Evals Approach
Task 5: Evaluation Framework and Metrics
Evaluation Strategy
We use the RAGAS (Retrieval-Augmented Generation Assessment) framework to evaluate both the RAG pipeline and the agent system. RAGAS provides standardized, LLM-powered metrics that can be run against a test dataset to produce quantitative quality scores.

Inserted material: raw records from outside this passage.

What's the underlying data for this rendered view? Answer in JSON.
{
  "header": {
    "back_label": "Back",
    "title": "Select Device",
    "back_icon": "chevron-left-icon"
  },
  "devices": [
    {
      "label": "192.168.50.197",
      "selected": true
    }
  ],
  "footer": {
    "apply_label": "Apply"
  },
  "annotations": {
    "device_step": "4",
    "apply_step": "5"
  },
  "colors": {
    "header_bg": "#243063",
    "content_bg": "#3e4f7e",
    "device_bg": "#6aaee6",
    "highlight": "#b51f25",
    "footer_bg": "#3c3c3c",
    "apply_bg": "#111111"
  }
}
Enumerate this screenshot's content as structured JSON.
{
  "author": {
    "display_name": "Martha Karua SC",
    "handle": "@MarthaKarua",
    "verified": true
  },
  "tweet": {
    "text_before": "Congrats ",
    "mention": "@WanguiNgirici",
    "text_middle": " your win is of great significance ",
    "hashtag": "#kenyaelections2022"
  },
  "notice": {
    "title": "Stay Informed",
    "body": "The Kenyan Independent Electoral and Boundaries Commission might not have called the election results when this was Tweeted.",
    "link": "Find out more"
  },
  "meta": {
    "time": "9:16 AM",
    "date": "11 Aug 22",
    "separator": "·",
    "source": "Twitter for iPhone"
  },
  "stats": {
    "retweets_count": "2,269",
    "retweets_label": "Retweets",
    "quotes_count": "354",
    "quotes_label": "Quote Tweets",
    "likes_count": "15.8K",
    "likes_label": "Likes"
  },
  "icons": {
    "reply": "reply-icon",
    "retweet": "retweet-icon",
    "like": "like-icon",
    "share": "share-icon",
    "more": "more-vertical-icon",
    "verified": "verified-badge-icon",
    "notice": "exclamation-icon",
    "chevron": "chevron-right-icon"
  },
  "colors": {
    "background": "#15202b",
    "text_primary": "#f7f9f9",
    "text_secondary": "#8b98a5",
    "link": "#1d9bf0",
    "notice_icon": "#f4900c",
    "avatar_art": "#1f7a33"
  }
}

The evaluation is split into two tiers: RAG metrics that assess retrieval and generation quality, and Agent metrics that assess tool usage, goal achievement, and topic adherence. Both tiers use GPT-4o-mini as the evaluation LLM for consistent, cost-effective scoring.
RAG Evaluation Metrics
| Metric | Description | Range |
|---|---|---|
| LLMContextRecall | Measures whether all relevant context was retrieved from the knowledge base. | 0.0 - 1.0 |
| LLMContextPrecision | Measures whether the retrieved context is precise and not diluted with irrelevant documents. | 0.0 - 1.0 |
| Faithfulness | Checks if the generated response is factually grounded in the retrieved context. | 0.0 - 1.0 |
| FactualCorrectness | Validates the factual accuracy of claims made in the response. | 0.0 - 1.0 |
| ResponseRelevancy | Measures how well the response addresses the original question. | 0.0 - 1.0 |
| ContextEntityRecall | Entity-level recall: did we retrieve documents mentioning the key entities? | 0.0 - 1.0 |
Agent Evaluation Metrics
| Metric | Description | Range |
|---|---|---|
| ToolCallAccuracy | Evaluates if the agent called the correct tools with the correct arguments. | 0.0 - 1.0 |
| AgentGoalAccuracyWithReference | Binary metric: did the agent achieve the user's stated goal? | 0 or 1 |
| TopicAdherenceScore | Measures if the agent stayed on financial analysis topics throughout the conversation. | 0.0 - 1.0 |
Test Dataset
The evaluation test set consists of two sources:
- Manual test cases (
backend/test_data/manual_test_cases.json) — Hand-crafted question/answer/context triples covering all agent capabilities. - Synthetic test cases — Generated using RAGAS TestsetGenerator with a knowledge-graph approach over the business knowledge base documents.